In der DDR waren Frauen Männern fast gleichgestellt, in der Medizin sind sie es ihnen bis heute nicht: Der Doku-Vierteiler HERstory betrachtet Geschichte aus einer weiblichen Perspektive.
In der DDR waren Frauen Männern fast gleichgestellt, in der Medizin sind sie es ihnen bis heute nicht: Der Doku-Vierteiler HERstory betrachtet Geschichte aus einer weiblichen Perspektive.
Von Clara Meyer
In einer Talkshow sitzt eine dauergewellte Moderatorin breitbeinig und kann nicht glauben, was ihr Gesprächspartner ihr gerade vor laufender Kamera versichern will: Eine Teilnahme von Frauen in der Bundeswehr wäre quasi undenkbar. "Na, da muss ja nun in unserem Lande ein Erdrutsch eintreten, und dieser Erdrutsch, den sehe ich überhaupt nicht", erklärt Hans Apel, Bundesverteidigungsminister im Jahr 1982, von dem die Szene stammt. Es ist eine von vielen Archivaufnahmen in dem Doku-Vierteiler HERstory, der die weibliche Sicht, die zumindest in Teilen der überlieferten Geschichte zu fehlen scheint, aufarbeitet. Und dabei so einiges richtig macht.
„Seit Jahrhunderten schreiben und deuten Männer Geschichte“, erklärt die glücklicherweise weibliche Off-Stimme. Frauen haben auch gekämpft, geforscht, gearbeitet, gelitten und werden trotzdem in heldenhaften Kriegsberichten oder sogar in medizinischen Studien außen vor gelassen. Daten und Fakten werden ignoriert, gar vertuscht. Geschichte von Männern verschmälert und für sie verschönert, „HIStory“ eben. Jede Folge erzählt die weibliche Wahrheit in einer eigenen Handschrift, abhängig vom jeweiligen Autorenteam. Es werden Gemeinsamkeiten (Folge 3: Wendeman(n)över) wie Unterschiede (Folge 1: Lebensgefahr) zwischen den Geschlechtern ausgearbeitet, und es wird über das Verhältnis von Frauen zur Berufstätigkeit (Folge 4: Frauenwunder) und über Amazoninnen, russische Kriegerinnen und Frauen in der Bundeswehr (Folge 2: Angriffslust) aufgeklärt. 20 Jahre nach der Talkshow gab es dann nämlich doch einen Erdrutsch: Das Grundgesetz wurde geändert, deutsche Frauen dürfen seitdem in den Krieg ziehen.

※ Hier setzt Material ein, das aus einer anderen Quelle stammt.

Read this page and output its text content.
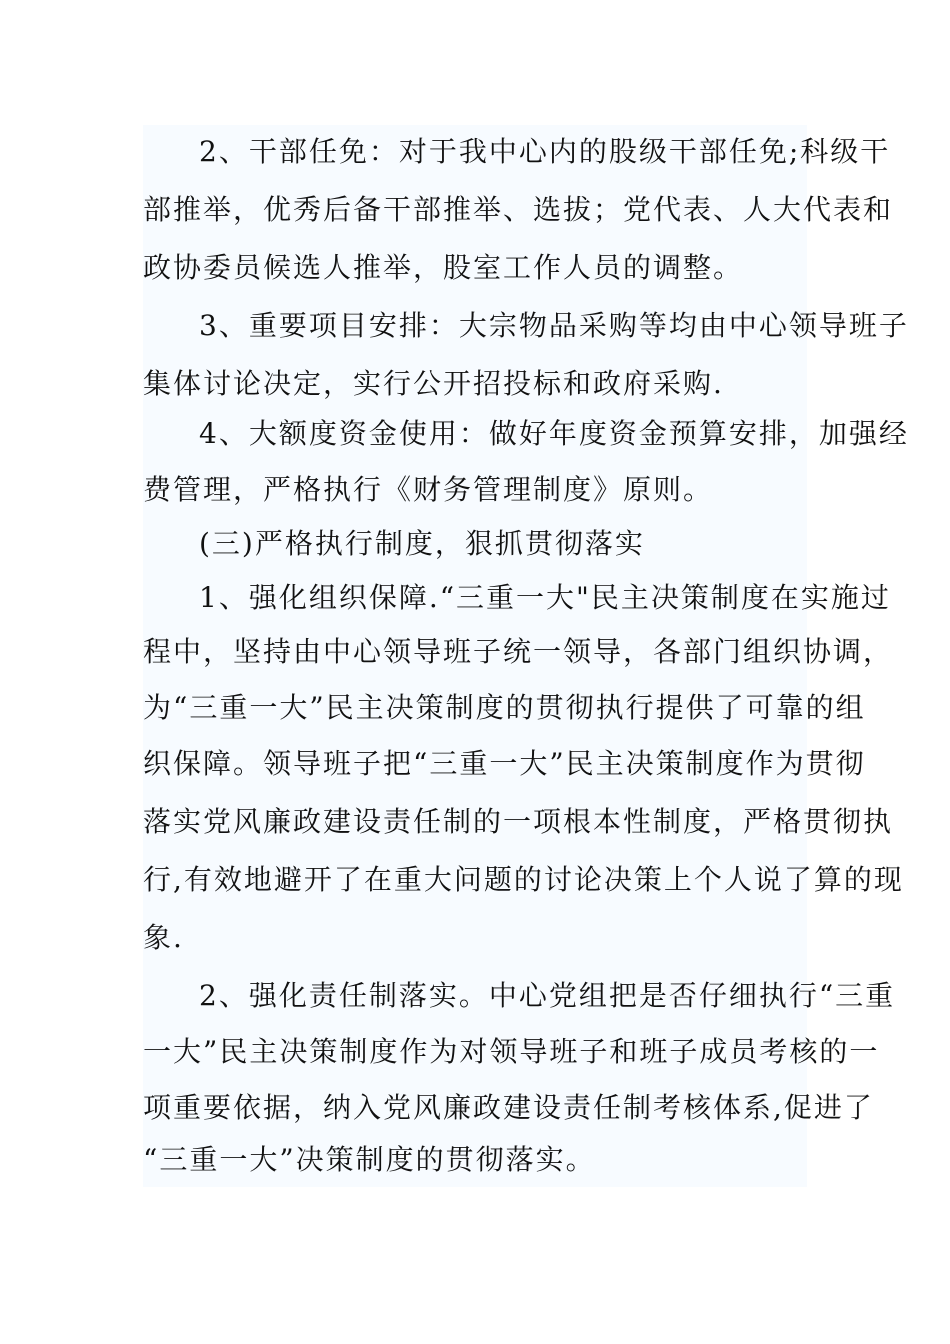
2、干部任免：对于我中心内的股级干部任免;科级干
部推举，优秀后备干部推举、选拔；党代表、人大代表和
政协委员候选人推举，股室工作人员的调整。
3、重要项目安排：大宗物品采购等均由中心领导班子
集体讨论决定，实行公开招投标和政府采购.
4、大额度资金使用：做好年度资金预算安排，加强经
费管理，严格执行《财务管理制度》原则。
(三)严格执行制度，狠抓贯彻落实
1、强化组织保障.“三重一大"民主决策制度在实施过
程中，坚持由中心领导班子统一领导，各部门组织协调，
为“三重一大”民主决策制度的贯彻执行提供了可靠的组
织保障。领导班子把“三重一大”民主决策制度作为贯彻
落实党风廉政建设责任制的一项根本性制度，严格贯彻执
行,有效地避开了在重大问题的讨论决策上个人说了算的现
象.
2、强化责任制落实。中心党组把是否仔细执行“三重
一大”民主决策制度作为对领导班子和班子成员考核的一
项重要依据，纳入党风廉政建设责任制考核体系,促进了
“三重一大”决策制度的贯彻落实。
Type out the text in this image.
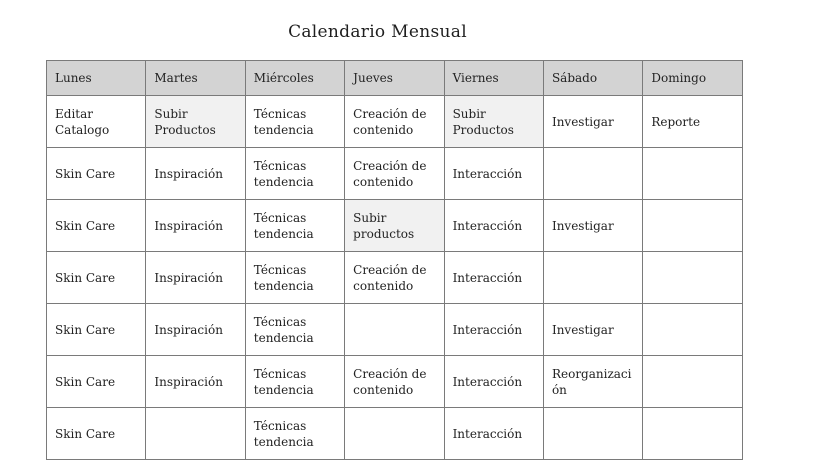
Calendario Mensual
Lunes	Martes	Miércoles	Jueves	Viernes	Sábado	Domingo
Editar Catalogo	Subir Productos	Técnicas tendencia	Creación de contenido	Subir Productos	Investigar	Reporte
Skin Care	Inspiración	Técnicas tendencia	Creación de contenido	Interacción		
Skin Care	Inspiración	Técnicas tendencia	Subir productos	Interacción	Investigar	
Skin Care	Inspiración	Técnicas tendencia	Creación de contenido	Interacción		
Skin Care	Inspiración	Técnicas tendencia		Interacción	Investigar	
Skin Care	Inspiración	Técnicas tendencia	Creación de contenido	Interacción	Reorganización	
Skin Care		Técnicas tendencia		Interacción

Die Gleichstellung in der DDR wurde nach der Wende in den westdeutschen Boden getrampelt
Für viele ein Grund, Korken knallen zu lassen; anders als für die meisten ostdeutschen Frauen der sonst so euphorisch dargestellte 9. November 1989. Denn die DDR war ein Land, das zumindest in puncto Gleichstellung deutlich weiter war als die BRD. Den ostdeutschen Bürgerinnen stand mit der Wende eine Zensur bevor: Die 90-prozentige Erwerbstätigkeit, die einst unter ihnen herrschte, sank rapide, als die gewohnte Gleichstellung nach der Wende in den westdeutschen Boden getrampelt wurde. Martina Grasser, erste und letzte Gleichstellungsbeauftragte der DDR, war machtlos. Ihr wird eine Frage gestellt, die Annalena Baerbock noch über 30 Jahre später beantworten muss. Wie könne sie ihre Tätigkeit mit Familie und Kindern vereinbaren?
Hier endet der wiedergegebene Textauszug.